The property manager of the building that held the former Orangeburg Camelot Four movie theater says he has been marketing and working to attract another theater without any success.
Melvin Younts, a partner in Fountain Inn-based Palmetto Real Estate Trust, which manages the entire complex, says the lack of interest will most likely mean plans to convert the space into a retail outlet.
“We have been working on it ever since the other one left,” Younts said. “We have not had any success at the present time.”
The movie theater closed in January.
Younts said the lack of interest has been a disappointment.
“We would rather have a theater in there because it is my understanding there is not another one between Columbia and Charleston,” Younts said. “It ought to do good if somebody would want one. But it is about a thing of the past.”
As a result, Younts said he will continue to keep his fingers crossed for someone to step up to the plate.
“We will probably let it stand another month or so and then will try to convert it back to a business or retail,” he said. “Maybe two or three, but we won’t do anything until after the first of the year.”
Younts said has no idea what type of retailer or business he would try to attract as he has not gauged interest in the building beyond a movie theater.

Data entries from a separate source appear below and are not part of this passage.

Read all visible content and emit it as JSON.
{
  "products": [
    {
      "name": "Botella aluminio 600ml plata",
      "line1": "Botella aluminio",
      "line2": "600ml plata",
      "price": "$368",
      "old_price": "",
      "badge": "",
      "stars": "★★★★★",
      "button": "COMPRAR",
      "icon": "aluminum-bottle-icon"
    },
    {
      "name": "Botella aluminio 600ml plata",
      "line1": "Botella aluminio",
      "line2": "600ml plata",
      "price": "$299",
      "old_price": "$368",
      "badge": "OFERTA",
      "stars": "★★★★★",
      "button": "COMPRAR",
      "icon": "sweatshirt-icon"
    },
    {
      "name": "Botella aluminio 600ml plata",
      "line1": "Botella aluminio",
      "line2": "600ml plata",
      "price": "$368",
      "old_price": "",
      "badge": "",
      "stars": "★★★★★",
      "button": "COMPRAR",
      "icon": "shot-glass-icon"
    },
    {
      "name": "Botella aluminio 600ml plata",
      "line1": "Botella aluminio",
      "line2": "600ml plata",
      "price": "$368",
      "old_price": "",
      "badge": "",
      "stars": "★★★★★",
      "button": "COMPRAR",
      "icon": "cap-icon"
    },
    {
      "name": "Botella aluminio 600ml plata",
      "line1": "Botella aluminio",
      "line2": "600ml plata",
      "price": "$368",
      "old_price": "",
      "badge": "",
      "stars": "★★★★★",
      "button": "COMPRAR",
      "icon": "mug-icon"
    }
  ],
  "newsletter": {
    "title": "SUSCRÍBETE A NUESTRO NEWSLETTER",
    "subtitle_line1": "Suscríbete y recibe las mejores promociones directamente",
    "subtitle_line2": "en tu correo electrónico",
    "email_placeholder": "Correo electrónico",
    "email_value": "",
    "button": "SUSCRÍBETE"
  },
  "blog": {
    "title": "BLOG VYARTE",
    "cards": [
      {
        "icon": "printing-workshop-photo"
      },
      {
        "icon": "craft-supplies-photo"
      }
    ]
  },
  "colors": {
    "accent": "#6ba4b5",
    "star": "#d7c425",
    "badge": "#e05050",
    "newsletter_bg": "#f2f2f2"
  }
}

The movie theater was built in 1977 as the Camelot Twin. It was praised by officials at the time for its automated Simplex Five Star projection system.
Ticket prices for afternoon showings at the time were about $1. Officials announced the first movies shown would be “In Search of Noah’s Ark” and “A Star is Born.”
In August 1984, the Twin Theaters became Camelot Four with a $200,000, 5,500-foot addition.
Orangeburg County Development Commission Executive Director Gregg Robinson said the Orangeburg Plaza property is successful and has a great location.
But, it “is a very tired piece of property,” he said.
Robinson said due to the rapidly changing technology in movies the former theater would have to be “completely overhauled.”
“The movie experience today is totally different from five years ago,” he said noting all movie theaters such as the Regals and Carmikes are struggling as people are resorting to other ways of seeing movies through home and personal technologies.
Orangeburg County Chamber of Commerce President Dede Cook said inability to attract a movie theater to the Orangeburg Plaza is not deterring efforts and discussions.
“We still are quite interested in a theater locating in Orangeburg County,” Cook said. “We certainly are continuing to have conversations about just that. We believe that Orangeburg County is a great area to operate a movie theater.
“Not only does the population in our county and the population radius around Orangeburg County bring people to our area for their shopping needs, but the student population in our area with four universities and colleges would support such an endeavor,” Cook said.
Robinson said attracting a movie theater entails a very “complex business” plan because of the rapidly changing technology environment.
“We are working with national chains and independent retail groups,” Robinson said. “We have been in multiple discussions.”
Robinson said three areas — downtown, North Road and near Interstate 26 — are being discussed as possible theater locations though all is currently in a discussion phase.
He said another challenge in attracting a movie industry is commercial properties, unlike industrial properties, are assessed at a lower rate of 6 percent meaning that loans and grant funding tend to be more difficult to obtain because technology depreciates so rapidly.
Despite the challenges of the movie theater business, Robinson said movie theaters do help improve the livability of an area especially with a number of colleges and for a segment of a population which continues to patronize theaters particularly to see blockbuster movies.
“We are community that is big enough to have a movie theater,” he said.